If she has to color her hair, use a semi-permanent color which should be less harsh on her hair. It will wash out over time though.
Anonymous
I dyed my hair pitch black as a teen and as others have pointed out it was impossible to get rid of. But I liked it from what I can remember. However my natural hair color is dark already and it went okay my skin tone. If she is a natural dark blonde the black will prob be quite jarring. But it’s just hair! Not a hill I’d die on as long as she accepts the fact she’s stuck with it for a while.
Anonymous
Anonymous wrote:I did my hair as a teenager. 15 years ago. I did not fit in as well after that. But it was an interesting experience


Did you fit in before?
Anonymous
Let her. It’s fine. I suggest semi permanent so it isn’t permanent hair dye. It might not be as back as she wants but it won’t be as damaging. I’m a HS teacher and kids color their hair all different colors.

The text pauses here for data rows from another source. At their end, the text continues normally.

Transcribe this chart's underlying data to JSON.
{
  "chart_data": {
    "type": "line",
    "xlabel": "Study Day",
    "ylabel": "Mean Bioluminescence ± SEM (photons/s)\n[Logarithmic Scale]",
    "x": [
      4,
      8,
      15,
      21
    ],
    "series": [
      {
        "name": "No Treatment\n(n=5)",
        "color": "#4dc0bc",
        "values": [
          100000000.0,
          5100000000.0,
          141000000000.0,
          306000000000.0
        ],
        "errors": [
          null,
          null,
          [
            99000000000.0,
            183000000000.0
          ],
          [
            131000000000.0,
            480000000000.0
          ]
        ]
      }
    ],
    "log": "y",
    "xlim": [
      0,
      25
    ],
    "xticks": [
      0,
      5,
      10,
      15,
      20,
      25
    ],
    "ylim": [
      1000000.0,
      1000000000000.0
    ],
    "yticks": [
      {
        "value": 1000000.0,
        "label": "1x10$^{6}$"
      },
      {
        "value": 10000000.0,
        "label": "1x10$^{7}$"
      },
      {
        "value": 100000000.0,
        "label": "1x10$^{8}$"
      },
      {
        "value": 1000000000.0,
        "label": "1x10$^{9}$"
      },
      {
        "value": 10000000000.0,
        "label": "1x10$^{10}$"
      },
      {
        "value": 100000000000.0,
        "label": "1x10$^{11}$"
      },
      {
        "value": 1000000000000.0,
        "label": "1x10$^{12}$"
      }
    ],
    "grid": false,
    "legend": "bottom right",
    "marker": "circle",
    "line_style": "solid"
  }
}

My DD has black hair. I let her bleach part of it recently. Yes, it’s damaging but it made her happy. It’s only hair and can grow and but cut off eventually. This year has been tough and this is one minor thing that made it a little better for her. Not my style but she loves it.
Anonymous
It's just hair color. Make sure it's not expensive, as that would be a waste of money on a teen, in my opinion.